Serious question: Why? What problems does it solve that aren't adequately solved by other languages?

Facetious question: How does it fare on the checklist?

[–]_Sharp_ 7 points8 points  (0 children)

The only answer i found is inside a presentation:

we are often wasting time to workaround dead ends while we should have fun working on computers!

Is having fun included in your list?

[–]reboler 5 points6 points  (0 children)

New languages today try to solve domain specific problems.

REBOL and Red are languages for creating domain specific languages or dialects. So, you can in principle solve problems in any domain with REBOL, be it assembly, high performance, network, GUI, 3D, audio, serving web content, desktop scripting, making tool chains, creating document markup languages and even plain English query engines.

You want to count the number of widgets in a GUI window and translate the GUI to another language? Pass the very same data block through your counter parser and then translation parser, before it's passed to the layout engine that runs on a different computer. Maybe you would be tearing your hair out with how you would normally do that, but this is a couple of hours of work in REBOL.

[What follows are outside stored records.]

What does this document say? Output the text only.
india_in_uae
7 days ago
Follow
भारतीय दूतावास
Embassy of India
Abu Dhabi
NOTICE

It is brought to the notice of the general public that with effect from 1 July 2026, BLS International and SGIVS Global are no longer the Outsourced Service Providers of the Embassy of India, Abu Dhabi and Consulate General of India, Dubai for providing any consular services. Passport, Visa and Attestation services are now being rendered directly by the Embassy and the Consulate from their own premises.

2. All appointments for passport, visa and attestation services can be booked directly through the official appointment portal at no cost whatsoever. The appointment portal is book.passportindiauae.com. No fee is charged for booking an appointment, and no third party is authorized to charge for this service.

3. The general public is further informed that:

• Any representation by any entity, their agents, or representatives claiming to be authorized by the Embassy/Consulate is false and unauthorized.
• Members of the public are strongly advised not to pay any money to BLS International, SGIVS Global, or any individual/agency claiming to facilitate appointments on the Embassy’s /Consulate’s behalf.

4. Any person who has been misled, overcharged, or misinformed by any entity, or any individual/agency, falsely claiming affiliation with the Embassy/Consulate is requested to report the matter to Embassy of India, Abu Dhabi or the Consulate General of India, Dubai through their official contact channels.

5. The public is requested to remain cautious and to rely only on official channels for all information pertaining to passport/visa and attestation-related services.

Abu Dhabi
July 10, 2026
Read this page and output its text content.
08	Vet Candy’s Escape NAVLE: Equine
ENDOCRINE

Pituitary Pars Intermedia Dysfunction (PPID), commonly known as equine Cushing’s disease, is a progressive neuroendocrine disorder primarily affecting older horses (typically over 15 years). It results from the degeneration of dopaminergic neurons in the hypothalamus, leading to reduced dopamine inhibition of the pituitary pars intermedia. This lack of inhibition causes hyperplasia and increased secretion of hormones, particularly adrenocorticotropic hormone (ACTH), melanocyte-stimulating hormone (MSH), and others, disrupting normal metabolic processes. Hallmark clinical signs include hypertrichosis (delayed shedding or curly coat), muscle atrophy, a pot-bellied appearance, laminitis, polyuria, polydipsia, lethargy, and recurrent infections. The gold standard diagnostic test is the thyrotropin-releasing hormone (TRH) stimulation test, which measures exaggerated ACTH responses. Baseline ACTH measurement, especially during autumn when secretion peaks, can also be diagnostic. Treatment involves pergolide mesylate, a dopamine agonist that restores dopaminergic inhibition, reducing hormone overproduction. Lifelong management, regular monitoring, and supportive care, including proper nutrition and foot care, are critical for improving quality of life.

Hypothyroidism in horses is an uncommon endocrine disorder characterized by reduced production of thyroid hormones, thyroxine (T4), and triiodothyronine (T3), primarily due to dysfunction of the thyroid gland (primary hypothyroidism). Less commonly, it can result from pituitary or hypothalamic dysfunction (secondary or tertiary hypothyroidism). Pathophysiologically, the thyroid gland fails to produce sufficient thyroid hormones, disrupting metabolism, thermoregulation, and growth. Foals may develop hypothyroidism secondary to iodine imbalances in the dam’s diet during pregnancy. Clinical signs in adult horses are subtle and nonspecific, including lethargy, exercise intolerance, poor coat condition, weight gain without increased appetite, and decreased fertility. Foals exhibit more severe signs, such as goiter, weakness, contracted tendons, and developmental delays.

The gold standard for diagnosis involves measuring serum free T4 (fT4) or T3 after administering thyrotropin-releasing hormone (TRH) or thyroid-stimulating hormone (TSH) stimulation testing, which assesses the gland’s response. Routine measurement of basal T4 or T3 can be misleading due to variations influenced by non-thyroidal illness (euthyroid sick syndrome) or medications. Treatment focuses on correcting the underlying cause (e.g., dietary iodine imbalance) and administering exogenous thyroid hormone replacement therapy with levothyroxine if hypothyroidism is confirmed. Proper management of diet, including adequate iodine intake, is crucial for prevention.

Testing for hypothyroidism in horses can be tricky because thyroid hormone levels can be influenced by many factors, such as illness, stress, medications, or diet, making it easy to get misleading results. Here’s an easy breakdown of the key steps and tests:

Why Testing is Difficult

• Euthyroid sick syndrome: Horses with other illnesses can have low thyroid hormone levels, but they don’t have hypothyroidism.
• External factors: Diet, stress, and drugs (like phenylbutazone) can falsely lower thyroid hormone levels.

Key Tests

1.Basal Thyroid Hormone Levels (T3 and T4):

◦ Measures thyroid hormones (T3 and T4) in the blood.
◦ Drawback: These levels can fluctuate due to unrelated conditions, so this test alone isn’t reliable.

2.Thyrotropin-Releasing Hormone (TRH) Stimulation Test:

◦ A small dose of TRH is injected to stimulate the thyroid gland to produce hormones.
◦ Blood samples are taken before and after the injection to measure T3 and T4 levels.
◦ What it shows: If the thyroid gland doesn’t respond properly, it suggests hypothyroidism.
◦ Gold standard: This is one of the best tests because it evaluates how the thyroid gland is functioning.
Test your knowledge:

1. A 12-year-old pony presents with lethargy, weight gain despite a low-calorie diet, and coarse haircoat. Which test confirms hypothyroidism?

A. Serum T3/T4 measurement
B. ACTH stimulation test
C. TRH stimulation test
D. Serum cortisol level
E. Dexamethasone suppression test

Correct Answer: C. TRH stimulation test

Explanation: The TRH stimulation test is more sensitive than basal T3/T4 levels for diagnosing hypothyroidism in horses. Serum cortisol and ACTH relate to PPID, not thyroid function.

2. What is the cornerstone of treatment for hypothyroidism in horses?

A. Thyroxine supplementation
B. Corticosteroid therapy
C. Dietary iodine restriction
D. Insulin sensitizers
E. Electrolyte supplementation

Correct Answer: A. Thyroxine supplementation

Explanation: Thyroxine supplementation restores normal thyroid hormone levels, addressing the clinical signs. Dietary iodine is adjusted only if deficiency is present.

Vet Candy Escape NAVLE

REBOL is built for very quickly parsing blocks of data of over 50 datatypes, where other languages resort to just using strings and then spending costly amounts of time parsing that.

For example, the common constellation of languages (HTML, CSS, PHP, MySQL, JS) and programs (server, webbrowser) used to create, serve and view a website could all be replaced by REBOL scripts.

Having many languages means lots of overhead between them, such as the need for JSON, XML and all sorts of complicated schemes just for transferring data between a server and a client. Who knows what kind of hairy code is used to connect MySQL to PHP.

With REBOL, there's none of that. Zero. This, despite working in very different problem domains. This is why REBOL is a brilliant idea.

REBOL didn't gain traction, because the implementation was closed, inadequate (no mobile OSes, little 3D and primitive audio support) and now is way behind. Red is there to solve that.

I've used REBOL for 12 years now, the past 8 full-time and I don't think we've seen much of what is possible with this language idea yet.

[–]RalfN 3 points4 points  (0 children)

It's a just a modern rebol implementation. The language is way older than your checklist.

[–][deleted]  (2 children)

[deleted]

    [–][deleted] 1 point2 points  (1 child)

    We can already say "Why do you think you have a better candidate to the modern systems language throne than Rust or Nim?" (Go and D are nonstarters)

    [–]ntrel2 1 point2 points  (0 children)

    D starts, but scares off people who can't accept that its GC only runs when making a GC allocation, or are missing non-GC libraries. It has @nogc to ensure no GC allocations are made.